Dopo i curdi sono arrivati anche serbi, libanesi, eritrei, etiopi, somali, ghanesi, egiziani, siriani, iraniani, palestinesi, e tra questi ultimi anche quelli provenienti da un campo profughi al confine tra Sira e Iraq. I progetti di accoglienza, che hanno una durata pluriennale, e che vengono sottoposti all’approvazione di un apposito comitato regionale, consentono di finanziare, attraverso contributi ministeriali, l’impiego degli immigrati in piccole attività artigianali, come quelle di falegnami, ceramisti o panettieri, in botteghe equo solidali e laboratori in cui imparare un mestiere o nell’agricoltura, con il vantaggio, in questo caso, del recupero di alcune terre in stato di abbandono. 
 
Il comune di Riace non ha mai sostenuto, proprio il ragione della provvisorietà di tali progetti , di poter garantire loro un futuro lavorativo perenne, quel lavoro del resto che gli stessi Riacesi stanno cercando ancora oggi, emigrando al Nord Italia o all’estero. Riace si è sempre e solo proposto come “Comune dell’accoglienza” partendo dalla volontà di trasformare le difficoltà dovute ad una posizione geografica naturale, ad un’economia di sussistenza ad una cronica carenza infrastrutturale a cui si sono aggiunti i continui sbarchi sulle coste, in una forma di vita, di relazione, di futuro. Le persone che raggiungono quelle coste lasciano Paesi in guerra, famiglie smembrate, anni di esilio e subiscono quasi sempre trattamenti disumani. 
 
Il limite alla realizzabilità di tali programmi e quindi al raggiungimento del loro pieno successo è dovuto al fatto che in Italia, caso quasi unico in Europa, non esiste un piano nazionale di sostegno all'inclusione sociale dei rifugiati; non è infatti previsto nulla, se non il generico accesso ai servizi sociali a parità di condizioni con i cittadini italiani. Pertanto se l'accoglienza dei rifugiati l'Italia è il sintomo di una profonda carenza di capacità di programmazione, Riace da sola non può certo supplire a queste mancanze strutturali.
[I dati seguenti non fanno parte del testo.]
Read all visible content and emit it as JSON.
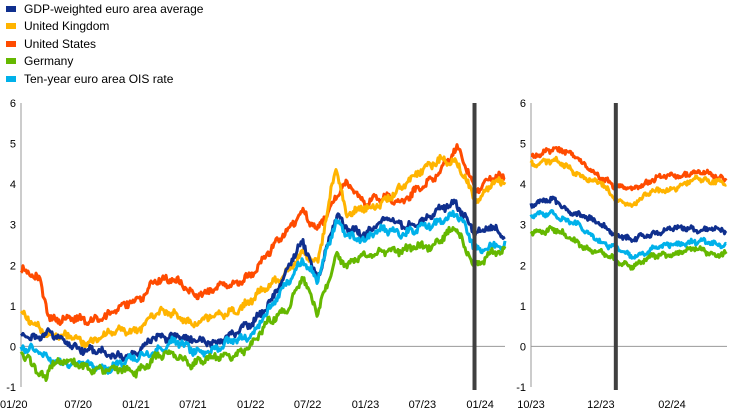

Sulle ombre e i sospetti che il Fatto ha voluto far cadere sull’ultimo progetto, "Reinsediamento a Sud", il sindaco Lucano è stato esplicito: «Era un programma biennale, in scadenza dal 31 dicembre prossimo. Gli iracheni palestinesi hanno preferito lasciarlo anzitempo in quanto pretendevano che il progetto fosse a tempo indeterminato, cosa che in Italia non è tecnicamente possibile. Hanno preferito trasferirsi in Svezia dove i programmi sono illimitati.> precisando che gli alloggi rimasti vacanti, sarebbero stati subito resi disponibili per accogliere altri profughi, stavolta siriani. 
 
Da qui ad insinuare che tutto questo debba necessariamente nascondere un “sistema” per speculare sul dolore e lo strazio dei profughi, tanto da auspicare un intervento chiarificatore - dicasi inchiesta- della magistratura, che ormai pare sia divenuta la panacea di tutti i mali politici e sociali, mi permetto di ritenerla una conclusione superficiale ed offensiva nei confronti di quella consistente fetta di calabresi onesti che non ci stanno ad essere denigrati, prestandosi al gioco di un sensazionalismo semplicistico rivolto a sempliciotti. Perché è questa la considerazione che i “dispensatori” di notizie hanno dei loro lettori-seguaci.
Questa puntualizzazione sul caso di Riace, è stato solo uno spunto per una mia riflessione sul livello di strumentalizzazione e manipolazione della mole di notizie che ci vengono somministrate quotidianamente, che recepiamo molto spesso troppo inconsapevolmente, senza sottoporle minimamente al vaglio della nostra obiettività, del nostro personale pensiero."